I was talking with Pat at Tiger Tool recently about whether or not a dirty air filter will actually reduce your fuel mileage. Traditionally, a clogged air filter is thought to rob your engine of not only power but MPGs. But is this theory based on outdated, carburetor technology? Here's how Pat summed it up. It's a little technical for the layman but I'd love to hear what people think:
A MAP based fuel injection system measures manifold pressure to estimate the amount of fuel required by referring to a reference table, doing a few calcs and then adjusting the injector pulse width. The main restriction is the throttle plate downstream of the air filter. Add in the effects of the closed loop system and I can't see why a dirty air filter would reduce fuel economy. I do know that power would be decreased. Also if the program went to open loop or other power mode at reduced vacuum then you would see reduced mileage.
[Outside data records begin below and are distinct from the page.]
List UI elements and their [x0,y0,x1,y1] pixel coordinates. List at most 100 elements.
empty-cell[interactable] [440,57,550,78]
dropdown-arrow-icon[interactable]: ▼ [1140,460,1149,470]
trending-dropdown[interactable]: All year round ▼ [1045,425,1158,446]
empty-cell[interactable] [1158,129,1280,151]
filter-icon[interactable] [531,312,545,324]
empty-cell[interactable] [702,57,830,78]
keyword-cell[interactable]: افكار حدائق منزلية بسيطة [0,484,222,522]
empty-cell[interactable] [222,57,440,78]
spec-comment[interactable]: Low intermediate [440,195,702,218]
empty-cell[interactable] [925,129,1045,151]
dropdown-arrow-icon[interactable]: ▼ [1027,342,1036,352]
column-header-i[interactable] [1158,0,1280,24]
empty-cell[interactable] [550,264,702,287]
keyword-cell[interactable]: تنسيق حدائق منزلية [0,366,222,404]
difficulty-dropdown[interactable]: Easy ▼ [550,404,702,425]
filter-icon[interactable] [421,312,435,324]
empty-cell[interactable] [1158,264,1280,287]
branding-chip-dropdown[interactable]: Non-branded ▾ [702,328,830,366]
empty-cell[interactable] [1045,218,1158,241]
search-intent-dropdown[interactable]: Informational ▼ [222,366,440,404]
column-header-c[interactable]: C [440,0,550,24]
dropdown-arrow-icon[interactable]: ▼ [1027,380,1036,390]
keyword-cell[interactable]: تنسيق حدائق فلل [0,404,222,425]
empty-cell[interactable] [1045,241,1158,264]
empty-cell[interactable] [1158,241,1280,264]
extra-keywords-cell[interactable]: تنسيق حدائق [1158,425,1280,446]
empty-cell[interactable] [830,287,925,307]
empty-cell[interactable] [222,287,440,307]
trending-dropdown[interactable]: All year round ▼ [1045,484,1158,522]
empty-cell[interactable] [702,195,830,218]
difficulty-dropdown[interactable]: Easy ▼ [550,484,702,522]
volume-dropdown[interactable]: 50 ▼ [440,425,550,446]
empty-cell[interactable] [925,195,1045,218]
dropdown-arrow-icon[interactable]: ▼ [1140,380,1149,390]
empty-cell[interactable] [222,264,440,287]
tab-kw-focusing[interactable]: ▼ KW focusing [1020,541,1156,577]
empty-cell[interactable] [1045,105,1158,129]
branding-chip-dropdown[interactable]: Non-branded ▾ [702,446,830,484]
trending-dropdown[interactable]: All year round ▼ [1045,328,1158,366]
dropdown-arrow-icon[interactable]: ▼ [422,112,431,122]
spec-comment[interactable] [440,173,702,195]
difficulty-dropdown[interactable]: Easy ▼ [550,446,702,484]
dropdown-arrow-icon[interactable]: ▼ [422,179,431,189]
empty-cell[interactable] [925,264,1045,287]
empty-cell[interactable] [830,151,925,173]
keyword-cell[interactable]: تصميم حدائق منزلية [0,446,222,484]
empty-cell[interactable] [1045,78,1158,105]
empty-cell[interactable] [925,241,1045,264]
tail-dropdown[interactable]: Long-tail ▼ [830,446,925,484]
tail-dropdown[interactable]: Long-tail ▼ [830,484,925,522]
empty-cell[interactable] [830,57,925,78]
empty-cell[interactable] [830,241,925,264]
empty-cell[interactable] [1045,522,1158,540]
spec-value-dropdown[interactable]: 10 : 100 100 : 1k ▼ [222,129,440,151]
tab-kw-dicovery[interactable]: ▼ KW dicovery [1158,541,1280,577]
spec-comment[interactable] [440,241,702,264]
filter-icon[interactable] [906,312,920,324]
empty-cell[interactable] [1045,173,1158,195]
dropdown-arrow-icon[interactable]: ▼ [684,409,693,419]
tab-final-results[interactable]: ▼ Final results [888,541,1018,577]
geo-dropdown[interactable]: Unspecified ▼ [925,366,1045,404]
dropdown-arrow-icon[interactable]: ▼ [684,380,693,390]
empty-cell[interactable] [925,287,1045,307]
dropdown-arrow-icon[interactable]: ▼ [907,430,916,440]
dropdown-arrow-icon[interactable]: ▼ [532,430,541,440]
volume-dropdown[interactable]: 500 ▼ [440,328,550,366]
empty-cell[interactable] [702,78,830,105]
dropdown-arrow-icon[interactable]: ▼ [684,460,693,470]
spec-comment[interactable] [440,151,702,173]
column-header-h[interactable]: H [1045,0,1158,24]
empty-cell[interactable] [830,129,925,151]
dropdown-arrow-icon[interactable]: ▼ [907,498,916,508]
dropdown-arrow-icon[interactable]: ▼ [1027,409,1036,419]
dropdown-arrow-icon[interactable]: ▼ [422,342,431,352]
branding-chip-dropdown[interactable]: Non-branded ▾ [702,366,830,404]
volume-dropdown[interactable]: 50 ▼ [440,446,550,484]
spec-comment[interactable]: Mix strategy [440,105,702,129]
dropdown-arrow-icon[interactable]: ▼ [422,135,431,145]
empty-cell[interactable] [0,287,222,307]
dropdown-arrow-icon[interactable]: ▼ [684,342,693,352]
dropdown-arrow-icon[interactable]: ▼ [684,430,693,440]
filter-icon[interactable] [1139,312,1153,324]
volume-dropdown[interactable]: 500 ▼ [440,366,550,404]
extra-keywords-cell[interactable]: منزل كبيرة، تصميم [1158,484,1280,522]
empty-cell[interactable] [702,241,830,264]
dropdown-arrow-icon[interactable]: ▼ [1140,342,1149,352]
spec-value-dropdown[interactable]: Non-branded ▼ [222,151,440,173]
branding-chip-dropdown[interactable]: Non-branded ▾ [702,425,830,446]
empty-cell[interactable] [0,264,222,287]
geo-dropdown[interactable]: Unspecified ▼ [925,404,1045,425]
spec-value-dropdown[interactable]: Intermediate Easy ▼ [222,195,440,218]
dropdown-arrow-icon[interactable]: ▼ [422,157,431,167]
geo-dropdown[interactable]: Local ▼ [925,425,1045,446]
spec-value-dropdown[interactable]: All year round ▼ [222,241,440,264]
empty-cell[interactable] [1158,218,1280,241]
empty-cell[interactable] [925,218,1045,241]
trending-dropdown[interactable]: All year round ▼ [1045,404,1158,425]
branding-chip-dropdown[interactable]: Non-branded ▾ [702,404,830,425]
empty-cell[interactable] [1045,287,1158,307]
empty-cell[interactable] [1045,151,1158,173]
I think the whole dirty air filter mileage is a hold over from the carb days where a change in differential pressure across the venture caused a dramatic change in mixture ratio.
Even more so in any system that actually measures air flow through the use of a flap, hot wire or?. The actual air flow is measured and thus upstream changes should have no effect on fuel mileage.
So can we still state blindly that dirty air filters reduce fuel mileage!
Well put, Pat! But I'm sure there is still debate out there. Let's hear it!